Representative of Vilnius Egle Randyte recently met his peers from Nice Cote d’Azur as part of the Covenant of Mayors twinning programme. While a Europe-wide heatwave troubled the activities, it served as a reminder of the need for cities to engage in such important exchanges on climate adaptation practices.
Here are some of the topics at the heart of the discussions:
How to reuse heat produced in hospitals, sewers and data centres?
As part of an EU-funded Horizon 2020 project, Nice is developing pilot projects to demonstrate how to reuse heat produced in hospitals, sewers, data centres. ReUseHeat has projects in Nice, Bucharest, Madrid, Berlin and Brunswick to study the capture of wasted heat. Nice is developing a dual heating and cooling network as part of the project, in coordination with the Nice Smart Valley project, taking waste heat from sewers to heat the airport and other buildings.
Smart meters for smart energy use
As the number of electric vehicles and solar panels in Nice has been increasing, so has been the pressure on the electric grid. The first step to addressing these increased pressures is to understand the status of the electricity grid. Nice has already deployed some 80 million smart meters in households and businesses across the city.
These are free of charge for the consumer. The next step is to develop flexibility measures that postpone non-urgent energy use to off-peak times to even out the demand (through market measures).
Greening schoolyards to cool and educate
As part of a wider Nature for City Life project, Nice is aiming to tackle the challenge of heatwaves during the school term which has in recent years led to serious disruptions. Starting this year, four pilot projects in elementary schools will encourage local communities to get involved in designing their future school yards.

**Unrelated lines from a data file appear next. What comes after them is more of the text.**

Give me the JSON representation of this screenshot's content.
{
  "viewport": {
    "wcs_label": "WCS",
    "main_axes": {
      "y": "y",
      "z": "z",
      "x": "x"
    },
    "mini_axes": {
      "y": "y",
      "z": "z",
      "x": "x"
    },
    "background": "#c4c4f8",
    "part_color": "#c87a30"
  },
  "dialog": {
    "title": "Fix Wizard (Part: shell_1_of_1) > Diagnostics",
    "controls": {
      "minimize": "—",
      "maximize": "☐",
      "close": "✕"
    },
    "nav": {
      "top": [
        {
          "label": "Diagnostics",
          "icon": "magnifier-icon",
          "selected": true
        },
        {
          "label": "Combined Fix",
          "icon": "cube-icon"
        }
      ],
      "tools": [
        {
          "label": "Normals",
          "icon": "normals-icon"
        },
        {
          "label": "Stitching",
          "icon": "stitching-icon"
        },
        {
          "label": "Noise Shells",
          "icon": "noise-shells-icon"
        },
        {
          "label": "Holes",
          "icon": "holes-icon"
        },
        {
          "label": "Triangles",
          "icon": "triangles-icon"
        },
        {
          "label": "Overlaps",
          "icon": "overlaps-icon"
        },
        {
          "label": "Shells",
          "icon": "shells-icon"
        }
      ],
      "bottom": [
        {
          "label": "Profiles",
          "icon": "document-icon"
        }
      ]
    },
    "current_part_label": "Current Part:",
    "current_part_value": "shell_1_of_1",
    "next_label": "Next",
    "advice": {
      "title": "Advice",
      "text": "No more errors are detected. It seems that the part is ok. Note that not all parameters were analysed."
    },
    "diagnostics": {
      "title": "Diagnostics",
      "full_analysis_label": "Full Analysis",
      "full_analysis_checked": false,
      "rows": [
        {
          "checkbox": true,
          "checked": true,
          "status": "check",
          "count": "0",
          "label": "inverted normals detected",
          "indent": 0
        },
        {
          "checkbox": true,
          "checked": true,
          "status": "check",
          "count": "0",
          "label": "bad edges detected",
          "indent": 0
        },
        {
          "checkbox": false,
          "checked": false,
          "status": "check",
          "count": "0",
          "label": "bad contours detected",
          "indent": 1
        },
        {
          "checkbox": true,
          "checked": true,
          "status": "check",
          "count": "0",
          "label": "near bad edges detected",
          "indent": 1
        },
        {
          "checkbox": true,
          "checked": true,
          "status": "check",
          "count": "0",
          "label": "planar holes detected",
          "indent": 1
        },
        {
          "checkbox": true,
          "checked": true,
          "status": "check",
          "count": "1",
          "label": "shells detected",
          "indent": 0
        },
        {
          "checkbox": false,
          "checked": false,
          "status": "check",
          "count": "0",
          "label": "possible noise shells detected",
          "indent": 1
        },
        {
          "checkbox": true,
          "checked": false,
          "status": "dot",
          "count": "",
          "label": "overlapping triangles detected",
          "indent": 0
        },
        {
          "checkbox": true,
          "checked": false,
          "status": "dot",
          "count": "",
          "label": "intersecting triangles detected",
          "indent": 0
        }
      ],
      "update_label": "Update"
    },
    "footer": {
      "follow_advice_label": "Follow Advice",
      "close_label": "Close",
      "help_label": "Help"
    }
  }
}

Changes will ensure the replacement of asphalt grounds with permeable alternatives allowing water to filter through to prevent floods and improve the ground cooling effect; green infrastructure such as vegetable gardens and green walls will be developed to increase biodiversity, improve the well-being of students and teachers and raise awareness of the benefits of green space.
Innovant electric tramway lines
Over the past 5 years, Nice has been developing its tramway lines to better connect the airport to the city centre, encouraging citizens and tourists alike to move away from private car-use to public transport. These tramways are not powered via traditional overhead wires. Instead, they have a so-called ‘third rail’ that connects the bottom of the tram to a charging point at tram stops. Within the 20 seconds the tram stops to allow passengers on and off, the tram charges with more than enough power to complete the journey to the next stop.The trams additionally include a mechanism to re-cover energy lost when the tram brakes, making them even more energy efficient!
The two cities will now develop a roadmap to outline next steps before the return visit next spring in Vilnius. The roadmap will include their learning objectives and transferable measures identified in this initial visit. As part of the European Covenant of Mayors twinning programme, 12 cities and two provinces have been paired to exchange their best practices for climate adaptation and mitigation measures. The outcome of these twinnings – including city challenges, strengths and lessons learnt – will be gathered into a booklet to be published mid-2020.